Seleção dos poemas, frases e mensagens mais populares de joanazdemelo

Ao lado do silêncio

 
estou no dia de hoje
como numa poesia,
não tolero discordâncias,
as minhas reposições
de suor cabem em poucos
argumentos,
só mesmo nas
frases curtas do desinteresse,....

a poesia abraçou-me
porque sim,
não encontro
outra explicação que
não a básica,
a que não faz pensar,...

não sou pessoa
que se vista para equivocar,
muito menos para
alumiar essa noite de
que tanto me falas,...

sou o que escrevo,
mas não escrevo tudo
aquilo que sou,
deixo-me arrastar
para que a poesia
faça de mim o que quer,....

e pronto,
acredito só em metade
do que me dizem,
devido a uma incredulidade
doentia
 
Ao lado do silêncio

Pratos de comida vazios

 
Em segundo ficavam sempre os pratos de comida vazios,
Depois da noite,...

Quando na casa nos restávamos à boçalidade e aos risos engaiolados,
Abriamos hostilidades pensando em livros de poesia,...

Digladiando etilismos,
E síndromes de Estocolmo desenhados nas paredes,
Percebiamos que um bom verso suja as casas,
Anula a harmonia falsa recontada todos os dias,...

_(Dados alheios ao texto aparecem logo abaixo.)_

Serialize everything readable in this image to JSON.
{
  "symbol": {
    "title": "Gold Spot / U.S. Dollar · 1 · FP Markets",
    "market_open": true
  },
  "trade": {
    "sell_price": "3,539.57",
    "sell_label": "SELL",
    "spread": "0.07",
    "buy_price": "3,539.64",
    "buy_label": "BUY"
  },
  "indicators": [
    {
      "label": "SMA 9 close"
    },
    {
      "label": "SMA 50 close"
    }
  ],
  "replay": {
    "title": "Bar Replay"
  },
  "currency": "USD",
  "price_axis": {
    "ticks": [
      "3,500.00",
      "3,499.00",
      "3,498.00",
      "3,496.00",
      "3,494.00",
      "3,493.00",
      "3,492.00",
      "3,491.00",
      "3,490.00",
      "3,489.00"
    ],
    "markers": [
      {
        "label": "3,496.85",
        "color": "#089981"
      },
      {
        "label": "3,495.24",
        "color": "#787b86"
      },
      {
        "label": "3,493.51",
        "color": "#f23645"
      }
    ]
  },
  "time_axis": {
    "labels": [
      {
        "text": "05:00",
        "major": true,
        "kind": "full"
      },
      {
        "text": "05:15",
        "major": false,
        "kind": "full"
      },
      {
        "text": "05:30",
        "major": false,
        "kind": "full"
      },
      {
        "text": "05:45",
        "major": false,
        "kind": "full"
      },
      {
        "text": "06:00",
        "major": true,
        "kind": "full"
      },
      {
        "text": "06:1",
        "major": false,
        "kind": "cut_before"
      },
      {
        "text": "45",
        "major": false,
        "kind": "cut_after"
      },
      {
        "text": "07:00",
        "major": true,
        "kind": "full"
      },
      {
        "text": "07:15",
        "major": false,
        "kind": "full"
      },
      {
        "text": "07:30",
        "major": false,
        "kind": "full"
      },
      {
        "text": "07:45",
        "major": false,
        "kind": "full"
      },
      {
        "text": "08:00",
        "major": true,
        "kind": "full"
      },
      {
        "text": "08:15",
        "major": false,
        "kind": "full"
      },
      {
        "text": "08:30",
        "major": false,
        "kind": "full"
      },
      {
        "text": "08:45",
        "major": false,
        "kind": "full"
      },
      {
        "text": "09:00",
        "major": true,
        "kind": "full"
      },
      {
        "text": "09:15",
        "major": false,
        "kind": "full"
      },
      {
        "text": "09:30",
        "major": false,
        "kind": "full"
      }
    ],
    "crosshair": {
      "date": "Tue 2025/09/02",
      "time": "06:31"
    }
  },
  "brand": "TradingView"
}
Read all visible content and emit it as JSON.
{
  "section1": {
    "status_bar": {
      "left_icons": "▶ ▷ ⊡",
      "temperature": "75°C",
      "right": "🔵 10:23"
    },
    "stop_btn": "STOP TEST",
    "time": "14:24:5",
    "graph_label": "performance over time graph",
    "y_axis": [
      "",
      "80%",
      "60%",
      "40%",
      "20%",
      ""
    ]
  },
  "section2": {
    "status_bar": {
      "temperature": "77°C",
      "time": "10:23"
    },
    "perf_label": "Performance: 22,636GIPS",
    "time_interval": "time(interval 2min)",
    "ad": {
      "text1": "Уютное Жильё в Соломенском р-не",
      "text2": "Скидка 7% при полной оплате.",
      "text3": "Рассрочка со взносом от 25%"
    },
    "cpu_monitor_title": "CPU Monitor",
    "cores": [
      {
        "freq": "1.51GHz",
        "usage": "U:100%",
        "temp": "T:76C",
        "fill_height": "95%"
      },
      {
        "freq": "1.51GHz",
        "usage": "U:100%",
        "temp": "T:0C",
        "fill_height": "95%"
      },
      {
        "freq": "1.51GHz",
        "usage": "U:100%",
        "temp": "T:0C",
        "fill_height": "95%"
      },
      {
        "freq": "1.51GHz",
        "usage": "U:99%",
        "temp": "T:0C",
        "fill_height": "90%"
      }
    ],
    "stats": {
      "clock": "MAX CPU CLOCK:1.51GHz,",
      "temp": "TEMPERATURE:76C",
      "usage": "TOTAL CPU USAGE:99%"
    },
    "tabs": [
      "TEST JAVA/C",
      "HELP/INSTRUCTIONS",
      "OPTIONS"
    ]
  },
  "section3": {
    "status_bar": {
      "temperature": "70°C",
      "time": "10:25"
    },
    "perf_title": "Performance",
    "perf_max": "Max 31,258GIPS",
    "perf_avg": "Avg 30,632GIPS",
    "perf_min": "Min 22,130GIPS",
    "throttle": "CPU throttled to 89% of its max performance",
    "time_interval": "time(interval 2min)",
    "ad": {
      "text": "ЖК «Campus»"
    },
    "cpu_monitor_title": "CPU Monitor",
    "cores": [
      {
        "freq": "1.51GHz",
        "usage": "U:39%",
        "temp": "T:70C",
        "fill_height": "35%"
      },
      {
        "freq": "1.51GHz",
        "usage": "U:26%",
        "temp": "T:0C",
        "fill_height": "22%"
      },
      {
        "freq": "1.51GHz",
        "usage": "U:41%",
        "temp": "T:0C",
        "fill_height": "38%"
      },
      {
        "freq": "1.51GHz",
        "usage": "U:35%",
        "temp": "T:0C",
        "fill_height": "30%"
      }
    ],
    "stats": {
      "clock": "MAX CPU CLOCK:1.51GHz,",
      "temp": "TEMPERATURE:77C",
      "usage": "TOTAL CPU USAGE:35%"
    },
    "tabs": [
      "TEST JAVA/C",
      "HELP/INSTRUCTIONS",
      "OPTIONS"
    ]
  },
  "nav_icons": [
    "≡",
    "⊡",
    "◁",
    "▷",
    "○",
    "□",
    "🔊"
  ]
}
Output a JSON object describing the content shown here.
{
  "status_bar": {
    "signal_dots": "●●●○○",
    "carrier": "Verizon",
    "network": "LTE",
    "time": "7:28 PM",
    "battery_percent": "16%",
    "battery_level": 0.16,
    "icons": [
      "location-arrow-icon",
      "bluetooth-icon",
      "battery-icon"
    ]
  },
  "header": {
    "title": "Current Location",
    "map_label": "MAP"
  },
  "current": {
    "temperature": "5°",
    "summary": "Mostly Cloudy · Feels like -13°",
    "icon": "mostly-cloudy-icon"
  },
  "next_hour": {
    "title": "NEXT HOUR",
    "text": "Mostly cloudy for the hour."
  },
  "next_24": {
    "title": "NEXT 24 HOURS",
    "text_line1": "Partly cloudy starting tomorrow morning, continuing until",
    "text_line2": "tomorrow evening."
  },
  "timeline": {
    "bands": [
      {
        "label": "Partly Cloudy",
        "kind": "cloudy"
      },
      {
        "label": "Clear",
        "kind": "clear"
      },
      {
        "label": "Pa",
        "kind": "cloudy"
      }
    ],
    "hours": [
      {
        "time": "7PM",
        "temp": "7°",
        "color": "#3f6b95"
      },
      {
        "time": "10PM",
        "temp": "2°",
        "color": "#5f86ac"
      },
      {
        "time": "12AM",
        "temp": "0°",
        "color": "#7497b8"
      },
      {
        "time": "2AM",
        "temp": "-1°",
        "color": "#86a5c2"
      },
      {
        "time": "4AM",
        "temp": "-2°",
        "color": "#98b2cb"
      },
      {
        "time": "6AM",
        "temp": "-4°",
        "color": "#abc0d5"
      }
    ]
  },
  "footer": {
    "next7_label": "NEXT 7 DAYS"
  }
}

Os pratos de comida vazios vinham depois,
Rendidos aos poemas recortados,
Adormeciamos infantilizados num beijo
 
Pratos de comida vazios

Ilusão sem nome

 
Muito para além do desespero,
Das notas de rodapé filósofadas,
Estamos anacrónicos em conjunto,
Em sintonia apenas com o vento,...

Fizeram de nós os planos excedentes de um filme de principiante,
Com laivos de teste inocente às provações humanas,...

Incapazes de resistir,
Aninhamo-nos perto de nós,
E vamos ficando até o tempo nos dissecar,
Deixando entranhas expostas pelo prazer simples de experimentar o mal,..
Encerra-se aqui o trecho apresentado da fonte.